To avoid unexpected pain, production systems should always be built from explicit versions.
Implicit Versions are Convenient, Initially
I'm going to pick on Docker image versioning and the latest
tag here, but this
issue also applies to systems such as pip
that allow the user to omit explicit
versions. The Docker tag named latest
is a reference that points to a particular
Docker image. Typically this will be the newest version of the image
but that is not enforced, it's convention.
Regardless of where latest
points its implicit nature is the issue. An alias like
latest
is a big convenience when you are initially building applications.
Typically you don't know (or care) what version of an image you want and it makes
sense to allow the image maintainer to choose for you. However, when you move to
a production environment this is needlessly risky.
An implicit version like latest
can change without warning when your runtime
environment is launched. The convenience you received when building the
application is now a detriment.
Things Break in Sneaky Ways
Let's rewind to the original, common cry from teams that are impacted by the "I didn't change anything, it just broke™" tyranny. I am sympathetic to this because things did just stop working, but obviously, something changed. Now the fun part begins: tracking down the actual issue.
If you suspect a Docker image changed due to an update to the latest
reference, you will need to find the output of the last successful launch of
the container and compare it with the failed one. Since we can no longer rely on
the image tags for comparison, we will need to compare the image's
manifest hash. This is a bit tricky and I suggest you
read this first.
Once you understand what you are looking for, compare a successful launch's manifest hash to the hash of the broken build.
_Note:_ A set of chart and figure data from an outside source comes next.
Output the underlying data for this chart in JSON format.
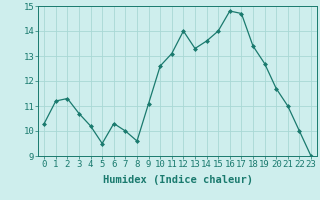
{
  "x": [
    0,
    1,
    2,
    3,
    4,
    5,
    6,
    7,
    8,
    9,
    10,
    11,
    12,
    13,
    14,
    15,
    16,
    17,
    18,
    19,
    20,
    21,
    22,
    23
  ],
  "y": [
    10.3,
    11.2,
    11.3,
    10.7,
    10.2,
    9.5,
    10.3,
    10.0,
    9.6,
    11.1,
    12.6,
    13.1,
    14.0,
    13.3,
    13.6,
    14.0,
    14.8,
    14.7,
    13.4,
    12.7,
    11.7,
    11.0,
    10.0,
    9.0
  ],
  "xlabel": "Humidex (Indice chaleur)",
  "line_color": "#1a7a6e",
  "marker": "D",
  "marker_size": 2,
  "bg_color": "#ceeeed",
  "grid_color": "#a8d8d5",
  "xlim": [
    -0.5,
    23.5
  ],
  "ylim": [
    9,
    15
  ],
  "yticks": [
    9,
    10,
    11,
    12,
    13,
    14,
    15
  ],
  "xticks": [
    0,
    1,
    2,
    3,
    4,
    5,
    6,
    7,
    8,
    9,
    10,
    11,
    12,
    13,
    14,
    15,
    16,
    17,
    18,
    19,
    20,
    21,
    22,
    23
  ],
  "xlabel_fontsize": 7.5,
  "tick_fontsize": 6.5
}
If they are different you may have found your smoking gun. Now re-launch with the old hash and if things are working you understand exactly why unstable tags are evil.
How Specific is Specific?
In the case of Docker images, explicit versions can be a challenge. I'm advocating
against using the latest
tag, but then which tag should
be used? Answering this takes some thought and inspection as image tags have no
strict requirements. Let's use an example to demonstrate the process.
Let's use a Linux distribution as an example.
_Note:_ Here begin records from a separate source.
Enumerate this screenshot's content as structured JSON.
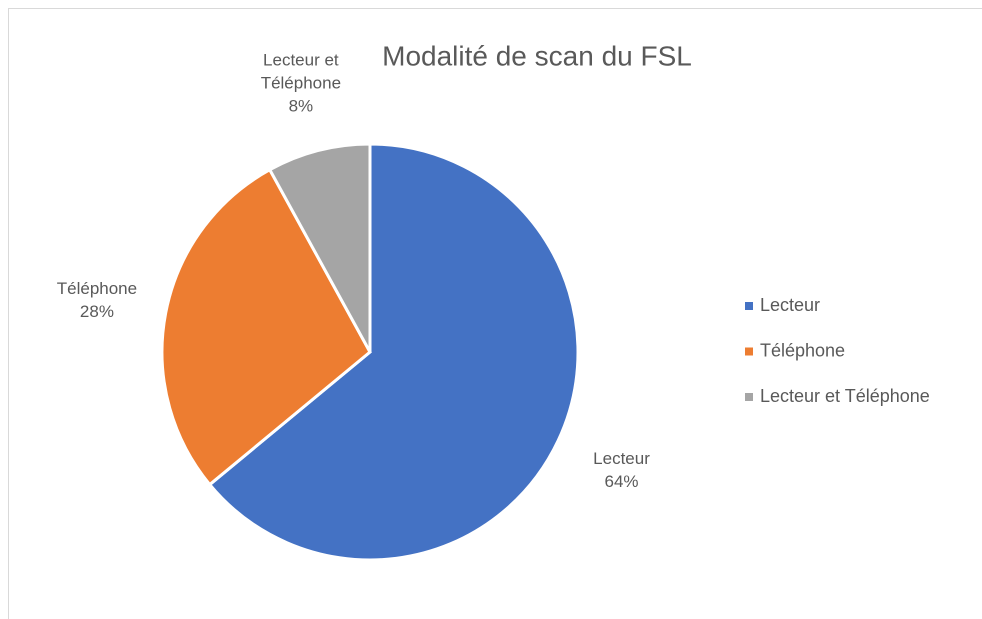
{
  "chart_data": {
    "type": "pie",
    "title": "Modalité de scan du FSL",
    "categories": [
      "Lecteur",
      "Téléphone",
      "Lecteur et Téléphone"
    ],
    "values": [
      64,
      28,
      8
    ],
    "value_labels": [
      "64%",
      "28%",
      "8%"
    ],
    "colors": [
      "#4472c4",
      "#ed7d31",
      "#a5a5a5"
    ],
    "legend": "right"
  }
}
Ubuntu's Docker image is a perfect place to
start. Ubuntu arranges its tags with a few levels of hierarchy. At the top
are latest
, rolling
, devel
, etc. These tags are convenient but not stable
and will change frequently. The next, more specific tag is the distro name,
such as focal
or number such as 21.04
. This tag may be more stable but is
still going to change as updates are rolled out. The most specific tag
offered by Ubuntu is a release with a distro name and timestamp, such as
focal-20210723
. Using this tag will ensure the underlying Ubuntu system is stable
until the tag is changed by the consumer. This is the right amount of specificity
for production systems.
The point is, that you will have to do a bit of detective work to find the stable tag
to use in your application. Do not assume that a tag like 21.04
will remain stable
even though it seems specific.
This Seems Like a Lot of Work
It is. It can be tedious, but so is tracking down the "I didn't change anything, it just broke™" issue. The upside is we have modern conveniences such as Helm, Ansible and a thousand other tools to reduce the burden.
The reality is, if you aren't using stable versions you will have an outage related to the underlying environment mutating unexpectedly. So get into the habit of setting versions explicitly, you will sleep better at night.